Ease of use is perhaps the one quality that is most commonly associated with usability. However, Principle 6 goes beyond simple ease/difficulty to include performing tasks efficiently, comfortably and with minimal fatigue. To accomplish these outcomes, the design should locate the primary input buttons and use gestures that will enable the user to maintain a neutral body position; minimize strength and stamina by enabling use of low (or no) operating forces, such as using digital touch vs. physical buttons; minimizing the need to apply sustained force (e.g., voice input); and minimizing repetitive and simultaneous actions without resting, such using a single tap vs. a double tap.

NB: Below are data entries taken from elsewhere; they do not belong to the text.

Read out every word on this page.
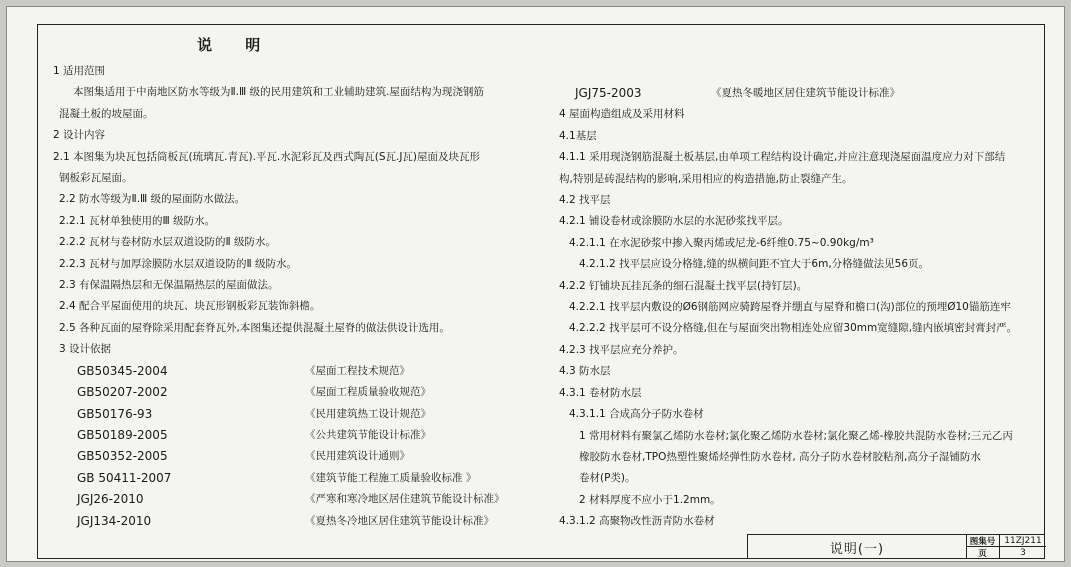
说 明
1 适用范围
本图集适用于中南地区防水等级为Ⅱ.Ⅲ 级的民用建筑和工业辅助建筑.屋面结构为现浇钢筋
混凝土板的坡屋面。
2 设计内容
2.1 本图集为块瓦包括筒板瓦(琉璃瓦.青瓦).平瓦.水泥彩瓦及西式陶瓦(S瓦.J瓦)屋面及块瓦形
钢板彩瓦屋面。
2.2 防水等级为Ⅱ.Ⅲ 级的屋面防水做法。
2.2.1 瓦材单独使用的Ⅲ 级防水。
2.2.2 瓦材与卷材防水层双道设防的Ⅱ 级防水。
2.2.3 瓦材与加厚涂膜防水层双道设防的Ⅱ 级防水。
2.3 有保温隔热层和无保温隔热层的屋面做法。
2.4 配合平屋面使用的块瓦、块瓦形钢板彩瓦装饰斜檐。
2.5 各种瓦面的屋脊除采用配套脊瓦外,本图集还提供混凝土屋脊的做法供设计选用。
3 设计依据
GB50345-2004	《屋面工程技术规范》
GB50207-2002	《屋面工程质量验收规范》
GB50176-93	《民用建筑热工设计规范》
GB50189-2005	《公共建筑节能设计标准》
GB50352-2005	《民用建筑设计通则》
GB 50411-2007	《建筑节能工程施工质量验收标准 》
JGJ26-2010	《严寒和寒冷地区居住建筑节能设计标准》
JGJ134-2010	《夏热冬冷地区居住建筑节能设计标准》
JGJ75-2003	《夏热冬暖地区居住建筑节能设计标准》
4 屋面构造组成及采用材料
4.1基层
4.1.1 采用现浇钢筋混凝土板基层,由单项工程结构设计确定,并应注意现浇屋面温度应力对下部结
构,特别是砖混结构的影响,采用相应的构造措施,防止裂缝产生。
4.2 找平层
4.2.1 铺设卷材或涂膜防水层的水泥砂浆找平层。
4.2.1.1 在水泥砂浆中掺入聚丙烯或尼龙-6纤维0.75~0.90kg/m³
4.2.1.2 找平层应设分格缝,缝的纵横间距不宜大于6m,分格缝做法见56页。
4.2.2 钉铺块瓦挂瓦条的细石混凝土找平层(持钉层)。
4.2.2.1 找平层内敷设的Ø6钢筋网应骑跨屋脊并绷直与屋脊和檐口(沟)部位的预埋Ø10锚筋连牢
4.2.2.2 找平层可不设分格缝,但在与屋面突出物相连处应留30mm宽缝隙,缝内嵌填密封膏封严。
4.2.3 找平层应充分养护。
4.3 防水层
4.3.1 卷材防水层
4.3.1.1 合成高分子防水卷材
1 常用材料有聚氯乙烯防水卷材;氯化聚乙烯防水卷材;氯化聚乙烯-橡胶共混防水卷材;三元乙丙
橡胶防水卷材,TPO热塑性聚烯烃弹性防水卷材, 高分子防水卷材胶粘剂,高分子湿铺防水
卷材(P类)。
2 材料厚度不应小于1.2mm。
4.3.1.2 高聚物改性沥青防水卷材
说明(一)	图集号	11ZJ211
页	3
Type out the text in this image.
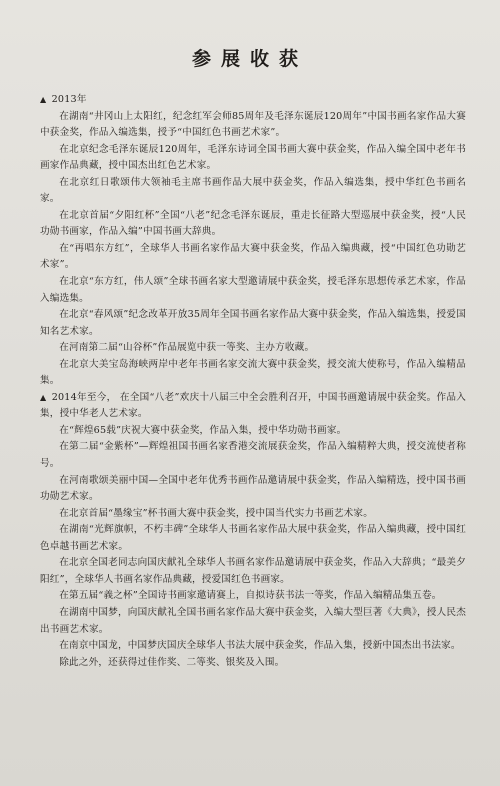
参展收获

▲ 2013年

在湖南“井冈山上太阳红，纪念红军会师85周年及毛泽东诞辰120周年”中国书画名家作品大赛中获金奖，作品入编选集，授予“中国红色书画艺术家”。

在北京纪念毛泽东诞辰120周年，毛泽东诗词全国书画大赛中获金奖，作品入编全国中老年书画家作品典藏，授中国杰出红色艺术家。

在北京红日歌颂伟大领袖毛主席书画作品大展中获金奖，作品入编选集，授中华红色书画名家。

在北京首届“夕阳红杯”全国“八老”纪念毛泽东诞辰，重走长征路大型巡展中获金奖，授“人民功勋书画家，作品入编”中国书画大辞典。

在“再唱东方红”，全球华人书画名家作品大赛中获金奖，作品入编典藏，授“中国红色功勋艺术家”。

在北京“东方红，伟人颂”全球书画名家大型邀请展中获金奖，授毛泽东思想传承艺术家，作品入编选集。

在北京“春风颂”纪念改革开放35周年全国书画名家作品大赛中获金奖，作品入编选集，授爱国知名艺术家。

在河南第二届“山谷杯”作品展览中获一等奖、主办方收藏。

在北京大美宝岛海峡两岸中老年书画名家交流大赛中获金奖，授交流大使称号，作品入编精品集。

▲ 2014年至今， 在全国“八老”欢庆十八届三中全会胜利召开，中国书画邀请展中获金奖。作品入集，授中华老人艺术家。

在“辉煌65载”庆祝大赛中获金奖，作品入集，授中华功勋书画家。

在第二届“金紫杯”—辉煌祖国书画名家香港交流展获金奖，作品入编精粹大典，授交流使者称号。

在河南歌颂美丽中国—全国中老年优秀书画作品邀请展中获金奖，作品入编精选，授中国书画功勋艺术家。

在北京首届“墨缘宝”杯书画大赛中获金奖，授中国当代实力书画艺术家。

在湖南“光辉旗帜，不朽丰碑”全球华人书画名家作品大展中获金奖，作品入编典藏，授中国红色卓越书画艺术家。

在北京全国老同志向国庆献礼全球华人书画名家作品邀请展中获金奖，作品入大辞典；“最美夕阳红”，全球华人书画名家作品典藏，授爱国红色书画家。

在第五届“義之杯”全国诗书画家邀请赛上，自拟诗获书法一等奖，作品入编精品集五卷。

在湖南中国梦，向国庆献礼全国书画名家作品大赛中获金奖，入编大型巨著《大典》，授人民杰出书画艺术家。

在南京中国龙，中国梦庆国庆全球华人书法大展中获金奖，作品入集，授新中国杰出书法家。

除此之外，还获得过佳作奖、二等奖、银奖及入围。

4.7 Size and Space for Approach and Use

Size and space for interface design includes the visibility (both visual and tactile), location and size of targets on the screen to permit use by individuals with a range of visual and dexterity abilities. For example, placing large buttons in the corners or the edges of the screen enhance visibility for blind or visually-impaired users. In addition, large targets can enable components to be reached comfortably by users with limited reach or dexterity.

5 Discussion

Adopting universal design as a viable technology intervention strategy for seniors requires discarding current, yet outdated 20th Century paradigms that favor specialized interventions for identified groups over those that promote functionality for everyone. Despite the technical success of traditional specialized technology intervention strategies in increasing function for individuals, they have, on the one hand, promulgated the proposition that being able to perform an activity would enable seniors to successfully age in the community, while creating stigmatizing and segregating devices, on the other. In contrast, universal design is rooted in a more integrative paradigm that makes function and functionality (i.e., usability and inclusivity) the design norm rather than the exception. By integrating specialized design into everyday technology, universal design is not just hard to see, it is invisible.

This idea of intervention invisibility is clearly not an outcome with which rehabilitation and design for aging practices are familiar. It clearly requires a paradigm shift from one that is emboldened by a set of prescriptive rules of what to do to a set of performance guidelines (i.e., Principles of Universal Design) that define why it should be done.